The tiny town of Roswell, New Mexico, is celebrating the 60th anniversary of the Roswell Incident, in which a crashed flying saucer was allegedly recovered by the military back in 1947.
The original story had some legs because Lt. Walter Haut, the public relations officer for the Roswell AAF Base, sent out the following press release:
The many rumors regarding the flying disc became a reality yesterday when the intelligence office of the 509th Bomb Group of the Eighth Air Force, Roswell Army Air Field, was fortunate enough to gain possession of a disc through the co-operation of one of the local ranchers and the Sheriff's office of Chaves County.
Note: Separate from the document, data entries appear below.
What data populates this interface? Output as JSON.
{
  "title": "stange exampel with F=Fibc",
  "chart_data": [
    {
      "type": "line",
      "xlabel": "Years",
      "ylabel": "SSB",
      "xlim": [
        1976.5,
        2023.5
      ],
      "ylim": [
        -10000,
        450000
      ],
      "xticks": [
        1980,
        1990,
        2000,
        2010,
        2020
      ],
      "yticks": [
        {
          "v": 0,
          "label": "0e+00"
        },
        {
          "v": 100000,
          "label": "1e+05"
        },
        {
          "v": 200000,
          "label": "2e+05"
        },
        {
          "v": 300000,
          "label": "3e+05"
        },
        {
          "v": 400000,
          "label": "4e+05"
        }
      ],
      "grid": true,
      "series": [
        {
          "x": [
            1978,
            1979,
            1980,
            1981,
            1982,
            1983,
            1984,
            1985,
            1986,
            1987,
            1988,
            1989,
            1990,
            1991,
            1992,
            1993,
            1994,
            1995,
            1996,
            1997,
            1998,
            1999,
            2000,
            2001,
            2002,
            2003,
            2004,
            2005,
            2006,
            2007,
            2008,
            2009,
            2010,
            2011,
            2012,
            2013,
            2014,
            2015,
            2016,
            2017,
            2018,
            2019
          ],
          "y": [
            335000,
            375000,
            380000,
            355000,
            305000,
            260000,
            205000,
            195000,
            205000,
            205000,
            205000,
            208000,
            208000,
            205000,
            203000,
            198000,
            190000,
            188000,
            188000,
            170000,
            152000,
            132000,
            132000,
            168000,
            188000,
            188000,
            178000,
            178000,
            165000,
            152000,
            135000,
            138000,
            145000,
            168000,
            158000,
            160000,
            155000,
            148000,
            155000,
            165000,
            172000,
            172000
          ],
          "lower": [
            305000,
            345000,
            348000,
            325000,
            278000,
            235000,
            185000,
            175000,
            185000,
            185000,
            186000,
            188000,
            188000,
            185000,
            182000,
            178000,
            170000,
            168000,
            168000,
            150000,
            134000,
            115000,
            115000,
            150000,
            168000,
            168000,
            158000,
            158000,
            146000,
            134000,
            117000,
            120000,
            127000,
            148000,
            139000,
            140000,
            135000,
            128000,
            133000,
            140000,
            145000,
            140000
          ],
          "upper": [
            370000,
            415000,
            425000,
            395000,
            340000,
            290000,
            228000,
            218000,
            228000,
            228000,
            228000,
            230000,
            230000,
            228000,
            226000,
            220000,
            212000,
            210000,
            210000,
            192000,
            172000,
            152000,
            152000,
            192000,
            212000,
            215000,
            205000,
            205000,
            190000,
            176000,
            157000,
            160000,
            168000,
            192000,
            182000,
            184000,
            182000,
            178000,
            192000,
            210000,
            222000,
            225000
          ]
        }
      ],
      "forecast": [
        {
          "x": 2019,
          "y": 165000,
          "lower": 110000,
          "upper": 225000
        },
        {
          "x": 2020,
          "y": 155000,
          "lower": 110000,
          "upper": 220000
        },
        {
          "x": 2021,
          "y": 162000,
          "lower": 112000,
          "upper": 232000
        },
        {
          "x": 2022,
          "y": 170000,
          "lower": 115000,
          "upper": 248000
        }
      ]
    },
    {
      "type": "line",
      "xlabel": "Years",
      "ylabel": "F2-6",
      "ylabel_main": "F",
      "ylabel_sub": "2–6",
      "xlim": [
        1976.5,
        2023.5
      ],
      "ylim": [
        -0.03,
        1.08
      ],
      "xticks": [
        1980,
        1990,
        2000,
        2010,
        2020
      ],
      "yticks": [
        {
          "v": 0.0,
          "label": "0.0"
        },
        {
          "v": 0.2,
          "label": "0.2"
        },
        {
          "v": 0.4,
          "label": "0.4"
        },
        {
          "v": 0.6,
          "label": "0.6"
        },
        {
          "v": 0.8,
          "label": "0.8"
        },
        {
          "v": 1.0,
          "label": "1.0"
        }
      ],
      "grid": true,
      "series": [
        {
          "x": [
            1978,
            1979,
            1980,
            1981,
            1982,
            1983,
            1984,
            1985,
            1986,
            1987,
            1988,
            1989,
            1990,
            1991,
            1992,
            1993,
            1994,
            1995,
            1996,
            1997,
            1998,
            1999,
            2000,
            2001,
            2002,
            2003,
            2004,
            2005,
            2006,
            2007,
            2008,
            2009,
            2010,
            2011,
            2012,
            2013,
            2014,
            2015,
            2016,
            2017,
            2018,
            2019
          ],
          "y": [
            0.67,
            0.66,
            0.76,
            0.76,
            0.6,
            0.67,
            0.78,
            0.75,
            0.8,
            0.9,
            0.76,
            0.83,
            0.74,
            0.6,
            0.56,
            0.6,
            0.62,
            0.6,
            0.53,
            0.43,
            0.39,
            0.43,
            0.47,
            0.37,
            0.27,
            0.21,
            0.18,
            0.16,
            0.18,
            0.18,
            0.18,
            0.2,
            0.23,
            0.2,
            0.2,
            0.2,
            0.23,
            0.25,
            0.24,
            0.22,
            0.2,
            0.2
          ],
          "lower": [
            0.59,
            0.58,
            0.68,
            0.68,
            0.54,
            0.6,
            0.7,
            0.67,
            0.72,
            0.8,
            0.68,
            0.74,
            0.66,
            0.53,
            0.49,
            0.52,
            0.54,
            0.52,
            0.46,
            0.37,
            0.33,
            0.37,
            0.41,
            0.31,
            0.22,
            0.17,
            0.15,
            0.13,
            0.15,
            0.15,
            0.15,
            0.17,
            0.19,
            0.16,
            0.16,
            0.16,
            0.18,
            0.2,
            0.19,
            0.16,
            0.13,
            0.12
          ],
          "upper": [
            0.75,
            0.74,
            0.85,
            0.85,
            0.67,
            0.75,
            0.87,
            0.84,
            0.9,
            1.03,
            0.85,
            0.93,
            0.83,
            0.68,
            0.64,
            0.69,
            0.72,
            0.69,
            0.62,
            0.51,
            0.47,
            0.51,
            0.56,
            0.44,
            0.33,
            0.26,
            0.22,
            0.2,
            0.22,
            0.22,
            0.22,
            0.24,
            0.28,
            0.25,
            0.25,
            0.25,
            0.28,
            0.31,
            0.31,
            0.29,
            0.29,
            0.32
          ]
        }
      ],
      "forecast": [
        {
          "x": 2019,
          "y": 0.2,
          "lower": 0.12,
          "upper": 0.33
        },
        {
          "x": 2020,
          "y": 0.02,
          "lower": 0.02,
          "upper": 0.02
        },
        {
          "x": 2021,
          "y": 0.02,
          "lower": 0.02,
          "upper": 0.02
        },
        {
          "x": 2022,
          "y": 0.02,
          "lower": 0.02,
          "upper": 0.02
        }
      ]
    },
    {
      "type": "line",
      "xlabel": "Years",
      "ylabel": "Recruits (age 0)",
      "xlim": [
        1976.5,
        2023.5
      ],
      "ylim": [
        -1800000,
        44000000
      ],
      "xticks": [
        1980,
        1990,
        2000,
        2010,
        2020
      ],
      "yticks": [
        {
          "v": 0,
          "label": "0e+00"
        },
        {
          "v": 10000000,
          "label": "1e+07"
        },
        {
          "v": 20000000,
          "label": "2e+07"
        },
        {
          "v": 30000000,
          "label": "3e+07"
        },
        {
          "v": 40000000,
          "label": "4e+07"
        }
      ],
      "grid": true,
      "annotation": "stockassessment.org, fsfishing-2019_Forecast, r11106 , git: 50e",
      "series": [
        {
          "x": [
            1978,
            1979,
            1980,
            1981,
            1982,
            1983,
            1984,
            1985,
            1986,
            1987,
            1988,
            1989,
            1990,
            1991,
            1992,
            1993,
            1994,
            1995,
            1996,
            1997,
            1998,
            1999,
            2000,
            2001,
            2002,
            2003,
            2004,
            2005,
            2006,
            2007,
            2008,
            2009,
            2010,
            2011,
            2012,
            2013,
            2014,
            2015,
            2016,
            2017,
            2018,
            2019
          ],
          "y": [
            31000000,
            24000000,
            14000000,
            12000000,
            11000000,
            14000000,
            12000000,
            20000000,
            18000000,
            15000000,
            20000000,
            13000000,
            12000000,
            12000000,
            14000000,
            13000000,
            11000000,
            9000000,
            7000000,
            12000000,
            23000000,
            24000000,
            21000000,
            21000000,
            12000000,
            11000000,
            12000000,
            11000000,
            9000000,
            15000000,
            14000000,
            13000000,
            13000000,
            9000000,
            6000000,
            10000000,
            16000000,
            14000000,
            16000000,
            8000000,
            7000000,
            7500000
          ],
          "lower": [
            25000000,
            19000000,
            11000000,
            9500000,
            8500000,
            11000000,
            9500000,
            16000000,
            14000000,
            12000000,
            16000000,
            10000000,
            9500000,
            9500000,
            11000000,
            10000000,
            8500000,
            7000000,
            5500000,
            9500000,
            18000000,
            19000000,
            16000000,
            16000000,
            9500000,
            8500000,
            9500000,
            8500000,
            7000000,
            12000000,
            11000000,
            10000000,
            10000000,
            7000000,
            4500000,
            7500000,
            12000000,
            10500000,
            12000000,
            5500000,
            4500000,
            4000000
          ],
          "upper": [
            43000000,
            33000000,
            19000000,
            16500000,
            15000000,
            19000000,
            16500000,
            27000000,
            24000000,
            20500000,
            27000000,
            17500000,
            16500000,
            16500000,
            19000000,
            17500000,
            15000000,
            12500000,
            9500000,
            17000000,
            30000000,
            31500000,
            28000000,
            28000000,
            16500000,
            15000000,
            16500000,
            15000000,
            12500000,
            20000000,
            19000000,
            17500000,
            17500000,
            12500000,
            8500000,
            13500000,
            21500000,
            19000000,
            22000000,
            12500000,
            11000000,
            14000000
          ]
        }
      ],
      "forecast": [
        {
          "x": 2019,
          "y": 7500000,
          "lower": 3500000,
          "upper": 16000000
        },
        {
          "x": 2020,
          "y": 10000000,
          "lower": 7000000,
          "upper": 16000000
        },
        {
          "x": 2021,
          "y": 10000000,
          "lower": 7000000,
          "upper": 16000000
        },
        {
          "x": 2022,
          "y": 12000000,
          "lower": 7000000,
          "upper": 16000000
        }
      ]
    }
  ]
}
The flying object landed on a ranch near Roswell sometime last week. Not having phone action, the rancher stored the disc until such time as he was able to contact the Sheriff's office, who in turn notified Major Jesse A. Marcel, of the 509th Bomb Group Intelligence office.
Action was immediately taken and the disc was picked up at the rancher's home. It was inspected at the Roswell Army Air Field and subsequently loaned by Major Marcel to higher headquarters."
A few days later, the military changed its story, saying it had recovered an errant weather balloon.
About 12 years ago, the military 'fessed up that there had been a cover-up: The wreckage was from an atomic spying balloon which was part of Project Mogul.
That hardly dissuaded the folks who knew the truth was out there. They said it was just another Big Lie.
I met Haut some 12 years ago, at the first Roswell Encounter in 1994. He was a heck of a nice guy, and one of the founders of the Roswell International UFO Museum and Research Center.
Back then, Roswell was just beginning to embrace its reputation as hallowed ground in the UFO community. The city fathers had transformed their normal Fourth of July activities into the Roswell Encounter; instead of a soapbox derby, kids built UFOs. In the place of a fun run, they had an alien chase. Rather than dressing up as our nation's forefathers, the kids put on alien makeup. It was a great weekend.
At the time, Haut told me he had never seen a UFO, though he did believe they existed. I can't say I buy his deathbed confession, which strikes me as an effort to boost the Roswell legend. Or maybe Walter convinced himself that he really did handle saucer wreckage.
That said, if you're in the neighborhood, you should pop into Roswell. There's still time to drive out for this year's Roswalien Experience 2007, which starts on Thursday, July 5. It's a heck of a fun time and the last time I was in the museum, it was filled with evidence--if, by evidence, you mean drawings and Hollywood props.